Page:Revue des Deux Mondes - 1909 - tome 49.djvu/728

Le texte de cette page a été corrigé et est conforme au fac-similé.

Il y eut, en ce moment, une telle poussée de l’impérialisme anglais que l’on pouvait désespérer d’une entente amiable. Le péril fut même signalé et dénoncé par le parti libéral : à la Chambre des lords, à la Chambre des communes, il s’éleva contre une politique qui tenait si peu de compte des tiers : lord Kimberley n’oubliait pas les engagemens qu’il avait pris comme ministre, et il qualifiait l’expédition du Soudan de « téméraire, soit au point de vue local, soit au point de vue international. » Sir William Harcourt et M. John Morley ajoutaient qu’on avait manqué de sincérité au sujet de l’objectif réel de la campagne.

Mais lord Salisbury modifiant, une fois encore, son point de vue, déclarait, maintenant, que Dongola n’était qu’une étape sur le chemin de Khartoum ; le chancelier de l’Echiquier, sir Michaël Hicks Beach, dévoilait les projets d’occupation et de conquête en des termes tels que sir Charles Dilke lui reprochait « d’avoir prononcé, à l’égard de la France, des paroles de défi et de menace[1]. » Pour la première fois, le but réel de l’expédition était révélé à l’opinion anglaise et à l’Europe ; pour la première fois, on parlait de prendre possession de tous tes territoires qui avaient été occupés, plus ou moins effectivement, par l’Egypte.

Au même moment, la commission franco-britannique, qui avait repris ses travaux à Paris pour traiter les questions africaines et notamment les délimitations dans le bassin du Niger, constatait que les revendications des deux gouvernemens étaient irréductibles. Dans l’impossibilité d’aboutir, elle s’ajournait au mois de mai suivant.

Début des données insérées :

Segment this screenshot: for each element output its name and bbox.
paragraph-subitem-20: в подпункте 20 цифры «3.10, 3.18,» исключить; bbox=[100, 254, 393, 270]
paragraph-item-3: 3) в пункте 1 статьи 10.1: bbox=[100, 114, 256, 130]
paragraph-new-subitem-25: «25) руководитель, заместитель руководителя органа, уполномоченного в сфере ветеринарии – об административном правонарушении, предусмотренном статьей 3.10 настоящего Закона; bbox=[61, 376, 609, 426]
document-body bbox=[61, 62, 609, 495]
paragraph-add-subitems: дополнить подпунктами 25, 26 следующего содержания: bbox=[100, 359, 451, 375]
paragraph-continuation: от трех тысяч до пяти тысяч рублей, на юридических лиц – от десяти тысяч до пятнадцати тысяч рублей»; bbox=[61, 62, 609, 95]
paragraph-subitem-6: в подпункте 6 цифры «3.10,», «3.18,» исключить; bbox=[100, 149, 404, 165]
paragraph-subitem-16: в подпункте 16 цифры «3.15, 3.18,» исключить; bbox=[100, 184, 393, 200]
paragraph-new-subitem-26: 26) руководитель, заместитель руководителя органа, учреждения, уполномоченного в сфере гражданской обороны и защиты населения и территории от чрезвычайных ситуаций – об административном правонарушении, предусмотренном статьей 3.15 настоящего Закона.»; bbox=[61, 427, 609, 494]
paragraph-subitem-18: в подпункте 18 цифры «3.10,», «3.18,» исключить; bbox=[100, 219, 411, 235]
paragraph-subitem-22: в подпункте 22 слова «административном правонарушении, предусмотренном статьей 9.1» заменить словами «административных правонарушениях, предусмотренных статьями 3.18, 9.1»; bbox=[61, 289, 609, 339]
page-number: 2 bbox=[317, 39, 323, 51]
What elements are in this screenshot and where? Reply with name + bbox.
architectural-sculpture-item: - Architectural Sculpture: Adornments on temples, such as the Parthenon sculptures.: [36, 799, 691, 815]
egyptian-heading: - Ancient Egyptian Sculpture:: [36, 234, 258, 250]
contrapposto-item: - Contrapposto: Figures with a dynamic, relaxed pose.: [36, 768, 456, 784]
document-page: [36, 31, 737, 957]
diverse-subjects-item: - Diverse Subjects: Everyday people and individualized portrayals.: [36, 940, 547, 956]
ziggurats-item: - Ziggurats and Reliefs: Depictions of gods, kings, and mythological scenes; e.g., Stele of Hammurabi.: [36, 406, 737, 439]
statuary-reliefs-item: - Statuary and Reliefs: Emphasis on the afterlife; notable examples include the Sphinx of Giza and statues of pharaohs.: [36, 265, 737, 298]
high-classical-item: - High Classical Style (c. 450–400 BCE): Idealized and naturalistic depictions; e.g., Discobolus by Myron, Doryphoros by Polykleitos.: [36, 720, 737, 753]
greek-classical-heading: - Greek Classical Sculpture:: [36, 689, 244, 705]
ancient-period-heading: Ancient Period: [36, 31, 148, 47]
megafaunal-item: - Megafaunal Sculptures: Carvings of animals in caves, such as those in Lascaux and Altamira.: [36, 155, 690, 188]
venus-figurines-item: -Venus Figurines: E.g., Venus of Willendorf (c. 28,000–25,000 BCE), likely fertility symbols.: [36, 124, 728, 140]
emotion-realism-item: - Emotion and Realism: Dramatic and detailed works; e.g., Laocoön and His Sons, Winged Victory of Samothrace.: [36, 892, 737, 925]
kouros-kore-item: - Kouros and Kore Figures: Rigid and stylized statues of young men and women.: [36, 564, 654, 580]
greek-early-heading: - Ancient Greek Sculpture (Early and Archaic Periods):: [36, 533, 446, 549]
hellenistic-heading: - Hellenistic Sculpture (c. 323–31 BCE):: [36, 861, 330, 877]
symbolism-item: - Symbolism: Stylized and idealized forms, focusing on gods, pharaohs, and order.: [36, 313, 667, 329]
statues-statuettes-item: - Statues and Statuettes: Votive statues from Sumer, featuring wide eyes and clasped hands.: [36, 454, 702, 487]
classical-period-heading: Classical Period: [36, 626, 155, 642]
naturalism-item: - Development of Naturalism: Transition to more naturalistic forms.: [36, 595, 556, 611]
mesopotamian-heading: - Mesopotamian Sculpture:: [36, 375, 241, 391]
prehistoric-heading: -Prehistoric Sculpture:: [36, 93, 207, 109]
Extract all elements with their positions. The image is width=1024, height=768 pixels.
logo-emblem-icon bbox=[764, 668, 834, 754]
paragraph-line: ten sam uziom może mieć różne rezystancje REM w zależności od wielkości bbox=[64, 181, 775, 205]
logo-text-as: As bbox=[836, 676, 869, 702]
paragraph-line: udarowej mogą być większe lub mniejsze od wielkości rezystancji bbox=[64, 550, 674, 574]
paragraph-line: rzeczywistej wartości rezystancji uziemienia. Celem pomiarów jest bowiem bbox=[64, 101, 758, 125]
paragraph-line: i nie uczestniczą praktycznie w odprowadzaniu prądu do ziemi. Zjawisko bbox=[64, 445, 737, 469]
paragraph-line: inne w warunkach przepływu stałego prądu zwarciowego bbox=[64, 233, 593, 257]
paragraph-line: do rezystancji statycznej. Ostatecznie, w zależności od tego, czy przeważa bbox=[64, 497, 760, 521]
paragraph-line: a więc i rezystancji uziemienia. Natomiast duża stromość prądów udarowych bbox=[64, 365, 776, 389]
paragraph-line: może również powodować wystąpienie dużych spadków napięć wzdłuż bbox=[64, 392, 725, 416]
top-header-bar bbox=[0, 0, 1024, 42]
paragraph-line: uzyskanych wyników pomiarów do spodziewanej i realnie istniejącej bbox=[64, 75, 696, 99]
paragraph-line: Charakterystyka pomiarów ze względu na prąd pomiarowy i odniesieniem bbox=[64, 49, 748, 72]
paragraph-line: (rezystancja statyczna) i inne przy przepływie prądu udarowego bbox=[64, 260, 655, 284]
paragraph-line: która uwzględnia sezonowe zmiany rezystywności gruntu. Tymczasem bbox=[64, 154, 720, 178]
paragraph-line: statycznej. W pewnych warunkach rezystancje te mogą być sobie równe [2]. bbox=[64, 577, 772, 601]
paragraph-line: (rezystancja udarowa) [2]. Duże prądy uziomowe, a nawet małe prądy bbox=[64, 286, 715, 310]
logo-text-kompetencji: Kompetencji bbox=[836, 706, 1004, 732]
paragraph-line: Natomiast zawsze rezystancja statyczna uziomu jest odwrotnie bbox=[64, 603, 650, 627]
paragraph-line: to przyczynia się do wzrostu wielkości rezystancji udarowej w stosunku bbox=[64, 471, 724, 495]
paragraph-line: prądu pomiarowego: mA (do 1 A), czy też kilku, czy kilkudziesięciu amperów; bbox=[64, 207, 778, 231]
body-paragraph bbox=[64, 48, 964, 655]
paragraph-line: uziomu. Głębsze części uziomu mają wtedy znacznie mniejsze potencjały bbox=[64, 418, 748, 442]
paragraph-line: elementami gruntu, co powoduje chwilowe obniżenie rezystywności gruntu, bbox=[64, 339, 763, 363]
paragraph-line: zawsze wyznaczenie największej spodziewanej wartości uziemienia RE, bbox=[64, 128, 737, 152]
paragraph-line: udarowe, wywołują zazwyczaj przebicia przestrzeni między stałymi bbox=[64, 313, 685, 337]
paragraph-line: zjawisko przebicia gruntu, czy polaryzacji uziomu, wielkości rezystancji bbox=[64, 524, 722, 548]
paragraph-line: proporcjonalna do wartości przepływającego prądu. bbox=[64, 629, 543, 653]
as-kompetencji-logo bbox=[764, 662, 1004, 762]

C’était à désespérer. Le quai d’Orsay pensa qu’il n’avait plus d’autre ressource, cette fois encore, que le mouvement tournant ; les négociations relatives à la côte occidentale d’Afrique, abandonnées avec l’Angleterre, furent reprises avec l’Allemagne. En avril 1897, le chancelier de l’Empire, prince de Hohenlohe, ancien ambassadeur en France, vint a. Paris ; il eut une entrevue avec le ministre des Affaires étrangères français, entrevue qui donna une impulsion plus vive aux pourparlers. Au mois de juin, l’accord fut signé ; il mettait fin aux contestations franco-allemandes en Afrique.

  1. Bulletin de l’Afrique française, p. 48 et 77.